The US-Korea Institute at Johns Hopkins SAIS, the Sejong Society
and the Washington Coalition for Comfort Woman Issues (WCCW) present
A Movie Screening of Apology
Directed by Tiffany Hsiung
Grandma Gil in South Korea, Grandma Cao in China, and Grandma Adela in the Philippines were among thousands of girls and young women who were sexually exploited by the Imperial Japanese Army during World War II, many through kidnapping, coercion and sexual slavery. Some 70 years after their imprisonment, and after decades living in silence and shame about their past, the wounds are still fresh for these three former ‘comfort women’.

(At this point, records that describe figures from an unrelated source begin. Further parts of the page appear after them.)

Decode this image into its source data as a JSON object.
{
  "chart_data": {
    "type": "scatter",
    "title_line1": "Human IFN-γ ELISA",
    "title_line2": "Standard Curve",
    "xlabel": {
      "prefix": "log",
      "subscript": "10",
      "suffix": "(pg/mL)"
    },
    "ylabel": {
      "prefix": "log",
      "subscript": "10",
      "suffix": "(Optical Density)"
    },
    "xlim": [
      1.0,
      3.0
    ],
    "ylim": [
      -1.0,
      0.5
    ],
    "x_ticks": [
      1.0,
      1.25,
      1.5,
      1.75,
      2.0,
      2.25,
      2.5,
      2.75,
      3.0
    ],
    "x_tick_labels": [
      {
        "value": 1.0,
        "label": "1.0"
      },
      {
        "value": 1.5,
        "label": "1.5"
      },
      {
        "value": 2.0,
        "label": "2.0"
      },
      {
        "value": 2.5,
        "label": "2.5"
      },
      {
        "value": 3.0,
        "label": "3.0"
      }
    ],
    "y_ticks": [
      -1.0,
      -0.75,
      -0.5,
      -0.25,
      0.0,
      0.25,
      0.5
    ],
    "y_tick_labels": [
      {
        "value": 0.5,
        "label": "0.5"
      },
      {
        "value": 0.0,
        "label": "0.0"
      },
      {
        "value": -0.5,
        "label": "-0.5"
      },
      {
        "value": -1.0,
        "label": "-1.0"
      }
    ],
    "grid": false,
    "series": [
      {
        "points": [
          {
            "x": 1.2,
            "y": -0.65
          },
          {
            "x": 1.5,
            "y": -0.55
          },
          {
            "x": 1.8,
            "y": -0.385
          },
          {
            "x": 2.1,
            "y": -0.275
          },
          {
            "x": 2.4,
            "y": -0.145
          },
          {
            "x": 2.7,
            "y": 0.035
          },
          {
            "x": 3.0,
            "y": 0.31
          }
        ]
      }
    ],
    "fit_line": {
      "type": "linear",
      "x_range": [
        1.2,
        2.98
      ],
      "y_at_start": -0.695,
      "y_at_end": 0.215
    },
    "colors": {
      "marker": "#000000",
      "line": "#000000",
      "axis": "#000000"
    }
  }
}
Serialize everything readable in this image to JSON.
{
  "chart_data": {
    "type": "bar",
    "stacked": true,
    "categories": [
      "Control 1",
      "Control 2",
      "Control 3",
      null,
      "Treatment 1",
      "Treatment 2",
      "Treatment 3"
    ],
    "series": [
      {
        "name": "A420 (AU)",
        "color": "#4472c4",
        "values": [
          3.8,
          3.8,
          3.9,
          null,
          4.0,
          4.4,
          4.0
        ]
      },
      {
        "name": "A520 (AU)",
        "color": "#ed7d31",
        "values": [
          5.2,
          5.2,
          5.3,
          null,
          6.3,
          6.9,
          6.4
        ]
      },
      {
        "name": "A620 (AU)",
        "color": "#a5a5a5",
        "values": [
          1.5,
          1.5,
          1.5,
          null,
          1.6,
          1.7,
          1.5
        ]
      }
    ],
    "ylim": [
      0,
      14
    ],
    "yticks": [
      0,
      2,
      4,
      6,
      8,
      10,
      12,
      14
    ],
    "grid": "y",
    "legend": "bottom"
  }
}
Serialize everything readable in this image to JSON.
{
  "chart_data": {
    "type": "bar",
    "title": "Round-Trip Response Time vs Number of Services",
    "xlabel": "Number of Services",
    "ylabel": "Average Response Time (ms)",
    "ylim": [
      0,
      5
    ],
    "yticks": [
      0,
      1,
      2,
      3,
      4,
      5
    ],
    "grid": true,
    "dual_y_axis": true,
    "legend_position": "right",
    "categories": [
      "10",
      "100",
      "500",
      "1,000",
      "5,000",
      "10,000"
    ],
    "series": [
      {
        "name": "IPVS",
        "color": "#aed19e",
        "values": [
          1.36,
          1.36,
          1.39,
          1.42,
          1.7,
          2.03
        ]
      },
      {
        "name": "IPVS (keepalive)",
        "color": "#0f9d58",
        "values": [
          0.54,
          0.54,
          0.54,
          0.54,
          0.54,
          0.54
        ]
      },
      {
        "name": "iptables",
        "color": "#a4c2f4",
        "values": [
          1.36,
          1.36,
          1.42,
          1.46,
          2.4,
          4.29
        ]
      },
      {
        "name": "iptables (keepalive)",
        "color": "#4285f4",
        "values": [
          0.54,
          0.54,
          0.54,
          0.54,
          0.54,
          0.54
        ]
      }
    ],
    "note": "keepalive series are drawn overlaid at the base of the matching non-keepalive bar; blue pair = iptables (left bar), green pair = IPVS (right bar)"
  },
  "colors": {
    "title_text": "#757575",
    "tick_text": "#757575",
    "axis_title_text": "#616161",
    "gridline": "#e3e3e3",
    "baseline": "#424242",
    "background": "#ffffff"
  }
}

Tiffany Hsiung is an award-winning filmmaker based in Toronto. Her approach to storytelling is driven by the relationships she builds with people. Since 2009, Hsiung has been documenting the lives of survivors of military sexual slavery during World War II, inflicted by the Japanese Imperial Army, for her first feature-length film, The Apology (2015). For the past six years, Hsiung has been advocating in communities and universities across North America for the grandmothers (survivors known as “comfort women”), as they fight for justice, by sharing their stories. Her most recent presentation at the United Nations in New York brought to light one of history’s greatest and unresolved injustices on the world stage for human-rights issues.